Nel documento, firmato dal presidente Simona Barbone e dal segretario Nico Salomone, si ricorda che “attraverso l’audizione dell’Avv. Angelo Leone innanzi al Consiglio dell’Ordine degli Avvocati di Benevento, allargato alla partecipazione del Presidente della Camera Penale di Benevento, si è appreso che il Giudice a fronte del legittimo svolgimento della propria funzione difensiva, ha ripetutamente tolto la parola al difensore fino a minacciarlo di espulsione dall’aula; che si è potuto accertare che il GUP ha assunto un comportamento in udienza che si è posto totalmente al di fuori dell’ordinaria dialettica processuale e si è risolto in un attacco inaccettabile alla persona del difensore ed alla funzione difensiva che stava legittimamente esercitando”.

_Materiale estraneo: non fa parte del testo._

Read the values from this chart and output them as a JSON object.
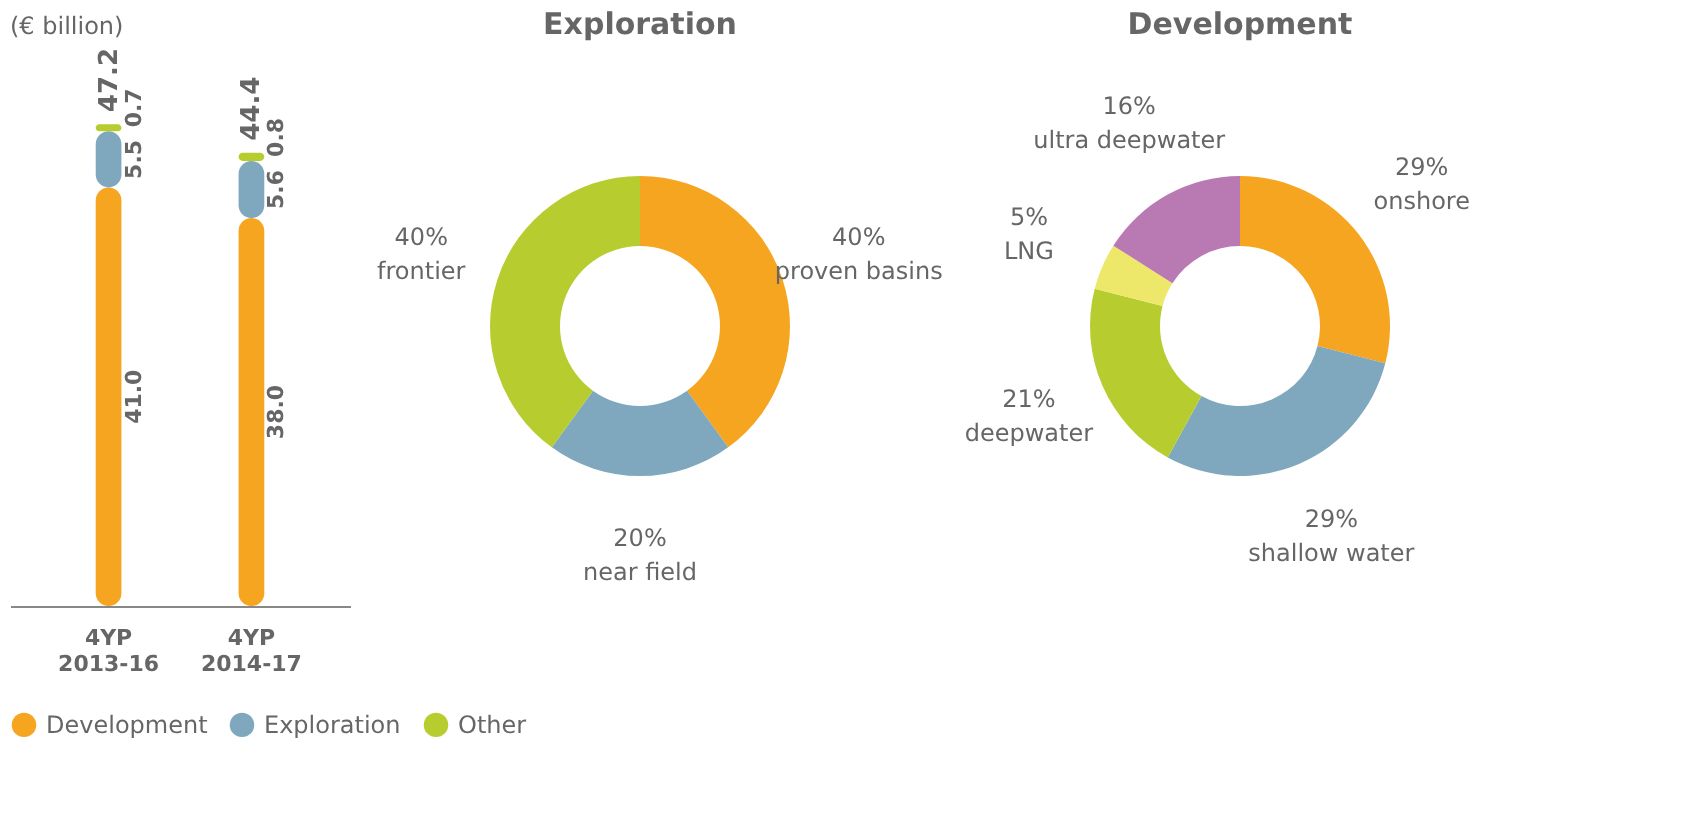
{
  "chart_data": [
    {
      "type": "bar",
      "ylabel": "(€ billion)",
      "categories": [
        "4YP 2013-16",
        "4YP 2014-17"
      ],
      "stacked": true,
      "legend": "bottom",
      "totals": [
        "47.2",
        "44.4"
      ],
      "series": [
        {
          "name": "Development",
          "color": "#f5a51f",
          "values": [
            41.0,
            38.0
          ],
          "value_labels": [
            "41.0",
            "38.0"
          ]
        },
        {
          "name": "Exploration",
          "color": "#7fa8be",
          "values": [
            5.5,
            5.6
          ],
          "value_labels": [
            "5.5",
            "5.6"
          ]
        },
        {
          "name": "Other",
          "color": "#b7cd2f",
          "values": [
            0.7,
            0.8
          ],
          "value_labels": [
            "0.7",
            "0.8"
          ]
        }
      ]
    },
    {
      "type": "donut",
      "title": "Exploration",
      "categories": [
        "proven basins",
        "near field",
        "frontier"
      ],
      "values": [
        40,
        20,
        40
      ],
      "colors": [
        "#f5a51f",
        "#7fa8be",
        "#b7cd2f"
      ],
      "value_labels": [
        "40%",
        "20%",
        "40%"
      ]
    },
    {
      "type": "donut",
      "title": "Development",
      "categories": [
        "onshore",
        "shallow water",
        "deepwater",
        "LNG",
        "ultra deepwater"
      ],
      "values": [
        29,
        29,
        21,
        5,
        16
      ],
      "colors": [
        "#f5a51f",
        "#7fa8be",
        "#b7cd2f",
        "#eee86a",
        "#b97ab4"
      ],
      "value_labels": [
        "29%",
        "29%",
        "21%",
        "5%",
        "16%"
      ]
    }
  ]
}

I penalisti sottolineano che “nel verbale redatto a mano dal cancelliere di udienza, di cui si è acquisita copia, sebbene non sia stato riprodotto fedelmente quanto accaduto, si legge chiaramente che l’Avv. Leone veniva redarguito ed ammonito che se il suo atteggiamento fosse continuato sarebbe stato allontanato dall’aula; che il successivo tentativo dello stesso difensore di comprendere le ragioni di un simile comportamento, anche al fine di appianare eventuali fraintendimenti ed in un’ottica compositiva, è naufragato a causa del permanere dell’atteggiamento ostile del giudicante”.

L’episodio viene definito “di una gravità assoluta in quanto totalmente compromesso il diritto di difesa come costituzionalmente garantito ed altresì delegittimata la funzione difensiva; che non v’è alcuna norma che consenta l’espulsione dall’aula del difensore nell’esercizio legittimo delle sue funzioni”. Inoltre, vinee evidenziato che “è necessario scongiurare qualsiasi tentativo di sminuire il ruolo e la funzione della difesa, anche attraverso atteggiamenti “intimidatori”, come quelli che si concretizzano nella prassi di invitare le difese a contenere il più possibile i tempi del proprio intervento orale, quasi che questo fosse inutile orpello ed ostacolo alla definizione delle procedure, e non un irrinunciabile momento dialettico; che l’episodio si iscrive in un più generale contesto di progressiva marginalizzazione del ruolo del difensore, delle funzioni costituzionali che esercita e delle garanzie processuali, che suo tramite, vanno riconosciute al proprio assistito, denunziata sempre più spesso dagli iscritti alla nostra camera penale soprattutto in relazione allo svolgimento delle udienze innanzi all’Ufficio GIP/GUP”.;

La Camera penale rimarca che “le evidenze appena rassegnate rappresentano motivo di grande allarme per la reputazione della giurisdizione, che, è bene ricordarlo, rappresenta un’ineludibile garanzia per il cittadino, che ha diritto ad una valutazione piena del merito dell’accusa ad opera del Giudice, e che l’Unione delle Camere Penali Italiane ha fatto della salvaguardia del diritto di difesa dell’imputato, della sua esplicazione senza limiti di sorta e delle connesse garanzie processuali, una battaglia che le singole camere penali territoriali convintamente sostengono; che solo un leale dibattito tra accusa e difesa nell’aula di giustizia, innanzi al Giudice naturale, terzo e imparziale, può garantire che l’atto in sé drammatico e tremendo della eventuale comminatoria di una pena, non venga percepito come un’ingiustizia; che è, dunque, matura la stagione per richiamare la magistratura giudicante, l’avvocatura e la pubblica opinione alla condivisione dei principi innanzi illustrati, su cui non si crede si possa minimamente transigere da parte di alcun operatore del diritto”.

Da qui la scelta dell'astensione solo per il 15 giugno, alla luce delle norme del Codice di regolamentazione che vietano la fissazione di scioperi a singhiozzo, prevedendo almeno 15 giorni tra una protesta e la successiva.